« Aujourd’hui je commence à écrire un carnet
et je veux le faire tous les jours et pour toute ma vie,
je veux décrire seulement la réalité, seulement et uniquement les faits. »
Janina Turek
Pendant plus de cinquante ans et jusqu’à sa mort, Janina Turek, une femme polonaise, recensera dans 748 carnets tous ses faits et gestes quotidiens, allant de la composition de son petit déjeuner aux visites qu’elle a reçues, en passant par les inconnus qu’elle a croisés et les émissions qu’elle a regardées. Elle le fera méthodiquement et minutieusement, sans pause, jusqu’à l’infarctus dans les rues de Varsovie à l’âge de 80 ans, alors qu’elle revenait de ses courses.
De cet exploit aberrant et secret (la fille de Janina Turek ne découvrira les cahiers qu’après la mort de sa mère), un reportage a été réalisé par Mariusz Szczygieł : « Reality ». La pièce du même nom, jouée jusqu’au 11 octobre à la Colline par les acteurs italiens Antonio Tagliarini et Daria Deflorian, en est l’adaptation.

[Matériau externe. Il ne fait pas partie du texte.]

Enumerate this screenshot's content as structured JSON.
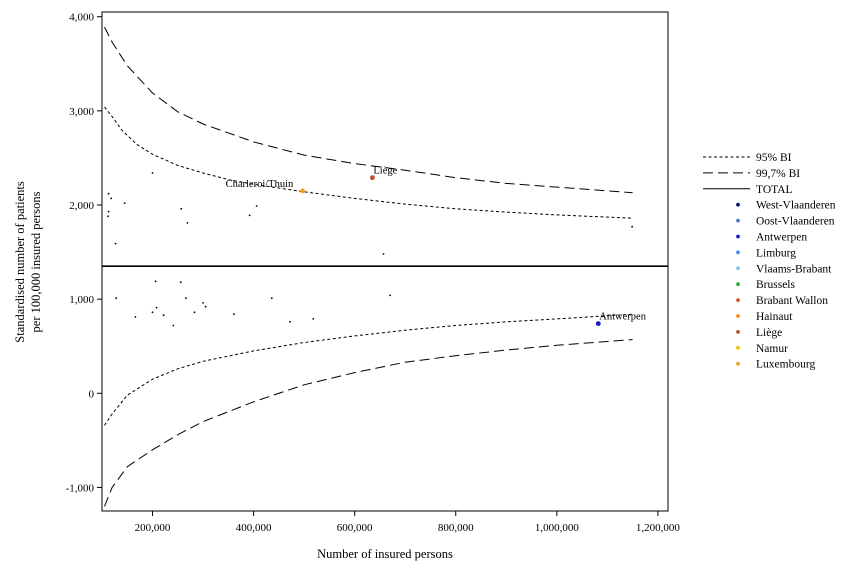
{
  "chart_data": {
    "type": "scatter",
    "title": "",
    "xlabel": "Number of insured persons",
    "ylabel_lines": [
      "Standardised number of patients",
      "per 100,000 insured persons"
    ],
    "xlim": [
      100000,
      1220000
    ],
    "ylim": [
      -1250,
      4050
    ],
    "x_ticks": [
      {
        "value": 200000,
        "label": "200,000"
      },
      {
        "value": 400000,
        "label": "400,000"
      },
      {
        "value": 600000,
        "label": "600,000"
      },
      {
        "value": 800000,
        "label": "800,000"
      },
      {
        "value": 1000000,
        "label": "1,000,000"
      },
      {
        "value": 1200000,
        "label": "1,200,000"
      }
    ],
    "y_ticks": [
      {
        "value": 4000,
        "label": "4,000"
      },
      {
        "value": 3000,
        "label": "3,000"
      },
      {
        "value": 2000,
        "label": "2,000"
      },
      {
        "value": 1000,
        "label": "1,000"
      },
      {
        "value": 0,
        "label": "0"
      },
      {
        "value": -1000,
        "label": "-1,000"
      }
    ],
    "grid": false,
    "legend_position": "right",
    "total_value": 1350,
    "lines": [
      {
        "name": "95% BI",
        "style": "short-dash",
        "upper": [
          [
            105000,
            3040
          ],
          [
            120000,
            2940
          ],
          [
            140000,
            2790
          ],
          [
            170000,
            2640
          ],
          [
            200000,
            2540
          ],
          [
            250000,
            2420
          ],
          [
            300000,
            2340
          ],
          [
            350000,
            2270
          ],
          [
            400000,
            2220
          ],
          [
            500000,
            2140
          ],
          [
            600000,
            2070
          ],
          [
            700000,
            2010
          ],
          [
            800000,
            1960
          ],
          [
            900000,
            1925
          ],
          [
            1000000,
            1895
          ],
          [
            1150000,
            1860
          ]
        ],
        "lower": [
          [
            105000,
            -340
          ],
          [
            120000,
            -220
          ],
          [
            150000,
            -20
          ],
          [
            200000,
            150
          ],
          [
            250000,
            260
          ],
          [
            300000,
            340
          ],
          [
            400000,
            450
          ],
          [
            500000,
            540
          ],
          [
            600000,
            610
          ],
          [
            700000,
            670
          ],
          [
            800000,
            720
          ],
          [
            900000,
            760
          ],
          [
            1000000,
            790
          ],
          [
            1150000,
            840
          ]
        ]
      },
      {
        "name": "99,7% BI",
        "style": "long-dash",
        "upper": [
          [
            105000,
            3890
          ],
          [
            120000,
            3730
          ],
          [
            150000,
            3480
          ],
          [
            200000,
            3190
          ],
          [
            250000,
            2990
          ],
          [
            300000,
            2860
          ],
          [
            400000,
            2670
          ],
          [
            500000,
            2530
          ],
          [
            600000,
            2440
          ],
          [
            700000,
            2370
          ],
          [
            800000,
            2290
          ],
          [
            900000,
            2230
          ],
          [
            1000000,
            2190
          ],
          [
            1150000,
            2130
          ]
        ],
        "lower": [
          [
            105000,
            -1200
          ],
          [
            120000,
            -1000
          ],
          [
            150000,
            -780
          ],
          [
            200000,
            -600
          ],
          [
            250000,
            -440
          ],
          [
            300000,
            -300
          ],
          [
            400000,
            -90
          ],
          [
            500000,
            90
          ],
          [
            600000,
            220
          ],
          [
            700000,
            330
          ],
          [
            800000,
            400
          ],
          [
            900000,
            460
          ],
          [
            1000000,
            510
          ],
          [
            1150000,
            570
          ]
        ]
      }
    ],
    "points": [
      {
        "x": 113000,
        "y": 2120
      },
      {
        "x": 118000,
        "y": 2070
      },
      {
        "x": 113000,
        "y": 1930
      },
      {
        "x": 112000,
        "y": 1880
      },
      {
        "x": 145000,
        "y": 2020
      },
      {
        "x": 127000,
        "y": 1590
      },
      {
        "x": 200000,
        "y": 2340
      },
      {
        "x": 257000,
        "y": 1960
      },
      {
        "x": 269000,
        "y": 1810
      },
      {
        "x": 392000,
        "y": 1890
      },
      {
        "x": 406000,
        "y": 1990
      },
      {
        "x": 657000,
        "y": 1480
      },
      {
        "x": 1149000,
        "y": 1770
      },
      {
        "x": 128000,
        "y": 1010
      },
      {
        "x": 166000,
        "y": 810
      },
      {
        "x": 200000,
        "y": 860
      },
      {
        "x": 206000,
        "y": 1190
      },
      {
        "x": 208000,
        "y": 910
      },
      {
        "x": 222000,
        "y": 830
      },
      {
        "x": 241000,
        "y": 720
      },
      {
        "x": 256000,
        "y": 1180
      },
      {
        "x": 266000,
        "y": 1010
      },
      {
        "x": 283000,
        "y": 860
      },
      {
        "x": 300000,
        "y": 960
      },
      {
        "x": 305000,
        "y": 920
      },
      {
        "x": 361000,
        "y": 840
      },
      {
        "x": 436000,
        "y": 1010
      },
      {
        "x": 472000,
        "y": 760
      },
      {
        "x": 518000,
        "y": 790
      },
      {
        "x": 670000,
        "y": 1040
      },
      {
        "x": 497000,
        "y": 2150,
        "color": "#ff9a1a",
        "label": "Charleroi/Thuin"
      },
      {
        "x": 635000,
        "y": 2290,
        "color": "#b5512b",
        "label": "Liège"
      },
      {
        "x": 1082000,
        "y": 740,
        "color": "#1a1acc",
        "label": "Antwerpen"
      }
    ],
    "legend": [
      {
        "label": "95% BI",
        "kind": "short-dash"
      },
      {
        "label": "99,7% BI",
        "kind": "long-dash"
      },
      {
        "label": "TOTAL",
        "kind": "solid"
      },
      {
        "label": "West-Vlaanderen",
        "kind": "dot",
        "color": "#0a1a7a"
      },
      {
        "label": "Oost-Vlaanderen",
        "kind": "dot",
        "color": "#4e74d8"
      },
      {
        "label": "Antwerpen",
        "kind": "dot",
        "color": "#1a1acc"
      },
      {
        "label": "Limburg",
        "kind": "dot",
        "color": "#3a8ee6"
      },
      {
        "label": "Vlaams-Brabant",
        "kind": "dot",
        "color": "#7fc4f0"
      },
      {
        "label": "Brussels",
        "kind": "dot",
        "color": "#2eaa3a"
      },
      {
        "label": "Brabant Wallon",
        "kind": "dot",
        "color": "#cc5a2a"
      },
      {
        "label": "Hainaut",
        "kind": "dot",
        "color": "#ff8a1a"
      },
      {
        "label": "Liège",
        "kind": "dot",
        "color": "#b5512b"
      },
      {
        "label": "Namur",
        "kind": "dot",
        "color": "#f5c400"
      },
      {
        "label": "Luxembourg",
        "kind": "dot",
        "color": "#f0a030"
      }
    ]
  }
}
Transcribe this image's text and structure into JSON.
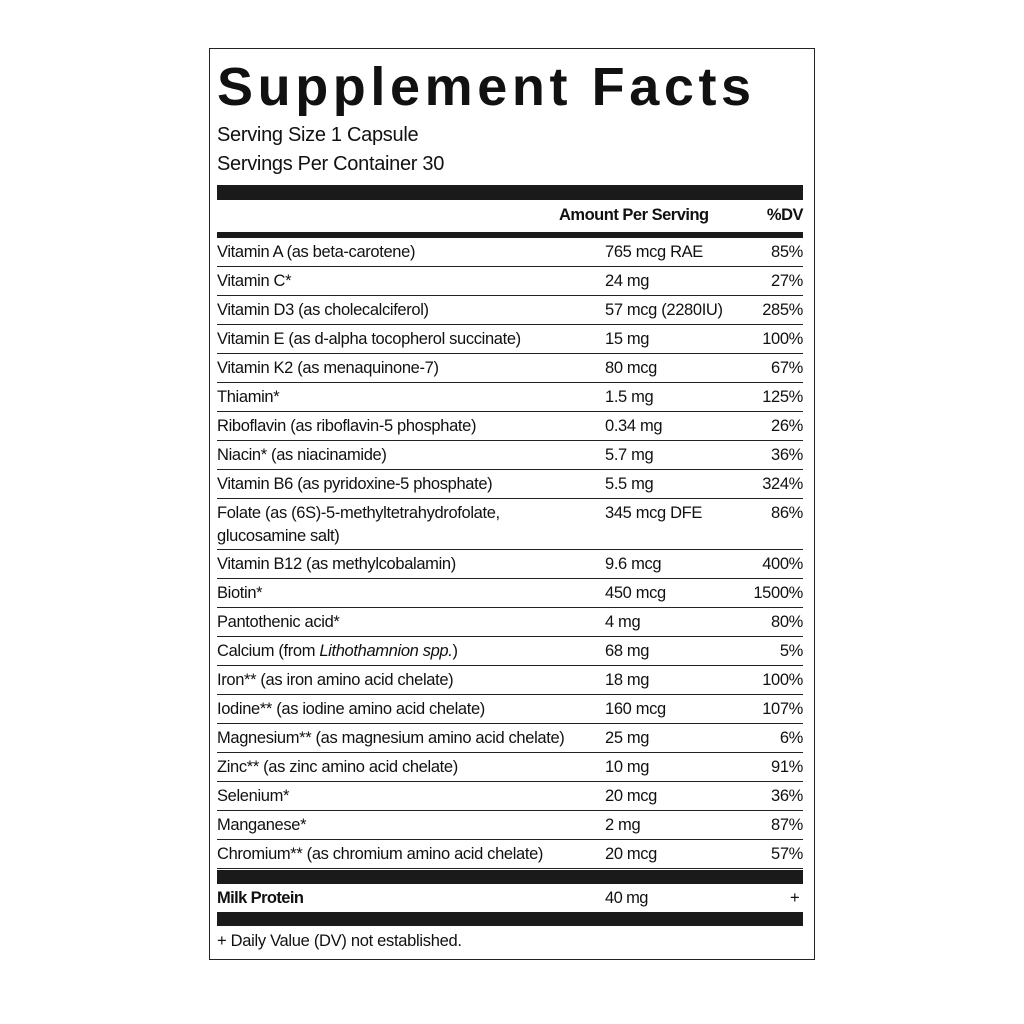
{
  "title": "Supplement Facts",
  "serving_size": "Serving Size 1 Capsule",
  "servings_per_container": "Servings Per Container 30",
  "header": {
    "amount": "Amount Per Serving",
    "dv": "%DV"
  },
  "rows": [
    {
      "name": "Vitamin A (as beta-carotene)",
      "amount": "765 mcg RAE",
      "dv": "85%"
    },
    {
      "name": "Vitamin C*",
      "amount": "24 mg",
      "dv": "27%"
    },
    {
      "name": "Vitamin D3 (as cholecalciferol)",
      "amount": "57 mcg (2280IU)",
      "dv": "285%"
    },
    {
      "name": "Vitamin E (as d-alpha tocopherol succinate)",
      "amount": "15 mg",
      "dv": "100%"
    },
    {
      "name": "Vitamin K2 (as menaquinone-7)",
      "amount": "80 mcg",
      "dv": "67%"
    },
    {
      "name": "Thiamin*",
      "amount": "1.5 mg",
      "dv": "125%"
    },
    {
      "name": "Riboflavin (as riboflavin-5 phosphate)",
      "amount": "0.34 mg",
      "dv": "26%"
    },
    {
      "name": "Niacin* (as niacinamide)",
      "amount": "5.7 mg",
      "dv": "36%"
    },
    {
      "name": "Vitamin B6 (as pyridoxine-5 phosphate)",
      "amount": "5.5 mg",
      "dv": "324%"
    },
    {
      "name": "Folate (as (6S)-5-methyltetrahydrofolate, glucosamine salt)",
      "amount": "345 mcg DFE",
      "dv": "86%"
    },
    {
      "name": "Vitamin B12 (as methylcobalamin)",
      "amount": "9.6 mcg",
      "dv": "400%"
    },
    {
      "name": "Biotin*",
      "amount": "450 mcg",
      "dv": "1500%"
    },
    {
      "name": "Pantothenic acid*",
      "amount": "4 mg",
      "dv": "80%"
    },
    {
      "name": "Calcium (from ",
      "italic": "Lithothamnion spp.",
      "name_end": ")",
      "amount": "68 mg",
      "dv": "5%"
    },
    {
      "name": "Iron** (as iron amino acid chelate)",
      "amount": "18 mg",
      "dv": "100%"
    },
    {
      "name": "Iodine** (as iodine amino acid chelate)",
      "amount": "160 mcg",
      "dv": "107%"
    },
    {
      "name": "Magnesium** (as magnesium amino acid chelate)",
      "amount": "25 mg",
      "dv": "6%"
    },
    {
      "name": "Zinc** (as zinc amino acid chelate)",
      "amount": "10 mg",
      "dv": "91%"
    },
    {
      "name": "Selenium*",
      "amount": "20 mcg",
      "dv": "36%"
    },
    {
      "name": "Manganese*",
      "amount": "2 mg",
      "dv": "87%"
    },
    {
      "name": "Chromium** (as chromium amino acid chelate)",
      "amount": "20 mcg",
      "dv": "57%"
    }
  ],
  "blend": {
    "name": "Milk Protein",
    "amount": "40 mg",
    "dv": "+"
  },
  "footnote": "+ Daily Value (DV) not established."
}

Il ne faut pas s’attendre, en allant voir « Reality, » à assister à une reconstitution de la vie de Janina Turek d’après ses cahiers. Certes, les deux acteurs sur scène s’y attellent, mais ces derniers, et le spectateur avec, se rendent rapidement compte que la tâche est vaine : le sujet de la pièce est moins la vie de cette femme que le pourquoi de cette vie.
Car il est primordial de noter que dans ses carnets, Janina ne dit rien de sa réalité. Toute sa vie, elle n’a fait que recenser les faits qui recouvraient sa réalité comme un épiderme épais aurait recouvert une vieille plaie au fil des années. On comprendra vite que c’est l’arrestation de son mari par la Gestapo qui a été l’élément déclencheur du travail halluciné de Janina. Les carnets de Janina constituent un refuge, face à une Histoire qui, comme l’écrit Perec dans « W ou le Souvenir d’enfance », l’a frappée avec « sa grande H ». À sa mort, Janina Turek lègue à sa fille et au monde un trou béant, un incroyable non-dit. Un amalgame inconcevable entre le factuel et le réel, qui fait sens par son non-sens.
La limite du travail de cette femme fait donc la richesse de « Reality ». Cette pièce est une investigation au fin fond du factuel. Les acteurs imaginent par exemple les micro-actions, les sentiments, les souvenirs qui ont nécessairement accompagné cette mystérieuse « tasse de café noir » pour qu’elle mérite d’être inscrite dans les « événements spéciaux » du 2 janvier 1957. Après cette réflexion, Daria Deflorian de conclure : « et tout ça, c’est une tasse de café noir », avec un sourire adressé au public qui témoigne d’un attachement profond pour l’actrice à son sujet.
Et rien de mieux qu’un jeu distancié, presque nonchalant, jamais pesant, pour aborder la distance qu’une femme a pu prendre avec sa propre existence. En témoigne la première scène, délicieuse et intelligente introduction, où les deux acteurs cherchent à comprendre comment jouer la mort de Janina. Comme il est si difficile d’incarner cette femme, les acteurs vont simplement y méditer. Cette pièce prend alors logiquement les allures d’une veillée à la mémoire de Janina, mémoire qui précisément n’est pas inscrite dans ses carnets : la lumière jaune des projecteurs s’atténue au fil de la représentation ; les voix sont douces, les sourires sincères.
« Reality », au Théâtre de la Colline jusqu’au 11 octobre, de et avec Daria Deflorian et Antonio Tagliarini. Spectacle en italien surtitré en français et en anglais.